Sermaye kesiminden kazancı oranında vergi alınmadığını söyleyen Taşer,  “Muafiyet, teşvik, af adı altında hiç vergi almayarak, ağırlıklı olarak çalışanlardan, emeğiyle geçinen milyonlarca halktan dolaylı ya da direk yüksek vergilerle elde edilen gelirlerin, yurt dışı ve yurt içi rantiye kesimine yüksek oranda faiz vererek, kamuda israf ederek harcanmasına itiraz ediyoruz” sözlerini söyledi.

Taşer, çalışanlar, emeğiyle geçinen insanlar, temel ihtiyaçlarını karşılamak için, Türkiye Bankalar Birliği verilerine göre, bankalardan Kredili Mevduat Hesaplarından (KMH) çektikleri nakit para, son bir yılda yüzde 142.3 artarak 130 milyar TL den 315 milyar TL ye ulaşırken, borçlarını geri ödeyemedikleri için bankaların takibine düşen KMH borcu yüzde 169.2 oranında artarak 2.8 milyar TL den 7.7 milyar TL ye çıktığını belirtti.

Derin yoksulluk içinde yaşamını sürdürmeye çalışan yurttaşların, giderek azalan gelirine karşılık, yüksek vergi ödemeleri, artan hayat pahalılığı karşısında çareler bulmakta zorlandığını belirten Taşer, “Vergi uzmanı Ozan Bingöl’ün Orta Vadeli Program (OVP) verilerinden yaptığı hesaplamada, hükümetin emeğiyle geçinenlerin üzerinden yürüttüğü OVP verilerinin dolar kurundaki öngörülerle 2027 yılında vatandaşın ödeyeceği vergilerin gelirinden daha çok artacağı hesaplamaları endişelerimizi ve yürüttüğümüz mücadeleyi haklı kılıyor” ifadelerini kullandı.

İktidarın ilgili bakanlarının yaptığı açıklamalara göre, TBMM’nin açılmasıyla birlikte yeni vergi paketleri gündeme gelecek, çalışanların ve emeğiyle geçinen halkın yoksulluğu azalmayacağını ifade eden Taşer, “TBMM de bulunan 15 partinin 593 milletvekillerine sesleniyoruz, bu duruma seyirci kalmayın, halkın dayanacak hali kalmadı ve bu yoksulluğun toplumumuzda yaratacağı sağlıksızlıktan hepimiz sorumluyuz, çabalarınızı ve desteğinizi bekliyoruz” dedi.

Son olarak açıklamada Taşer, şunları söyledi:

“Yüzde 35 vergi kesintisini kabul etmiyoruz.

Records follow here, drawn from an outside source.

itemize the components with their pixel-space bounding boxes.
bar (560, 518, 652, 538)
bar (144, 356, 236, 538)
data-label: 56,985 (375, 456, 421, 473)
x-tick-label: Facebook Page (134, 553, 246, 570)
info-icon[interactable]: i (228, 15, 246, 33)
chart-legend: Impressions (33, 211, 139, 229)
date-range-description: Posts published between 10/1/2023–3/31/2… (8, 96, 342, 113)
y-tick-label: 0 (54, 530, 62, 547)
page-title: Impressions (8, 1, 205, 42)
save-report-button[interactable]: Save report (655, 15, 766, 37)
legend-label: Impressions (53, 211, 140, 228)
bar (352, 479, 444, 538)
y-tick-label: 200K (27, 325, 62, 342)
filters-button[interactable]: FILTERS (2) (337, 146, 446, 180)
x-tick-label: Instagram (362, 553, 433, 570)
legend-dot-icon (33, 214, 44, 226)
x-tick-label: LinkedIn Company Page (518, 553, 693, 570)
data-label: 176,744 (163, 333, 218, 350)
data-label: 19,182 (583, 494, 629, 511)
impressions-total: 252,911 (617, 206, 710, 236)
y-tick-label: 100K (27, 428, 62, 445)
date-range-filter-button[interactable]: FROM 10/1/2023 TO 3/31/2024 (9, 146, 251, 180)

Adaletsiz ve eşitsiz vergi uygulamasına karşılık her ay sabit kalmak koşuluyla en fazla yüzde 15 vergi talebimizi yineliyoruz. Aile hekimliği çalışanları ve tüm sağlık çalışanları olarak 30 haftadır sürdürdüğümüz “Vergide Adalet İstiyoruz” eylemlerimizi her Çarşamba olduğu gibi taleplerimiz karşılanana dek sürdüreceğiz. Toplumun sağlık hakkı ve sağlık çalışanlarının hakları için sürdürdüğümüz mücadelemiz devam edecek. Bu mücadeleye destek çağrımızı toplumun her kesimine yapıyoruz.”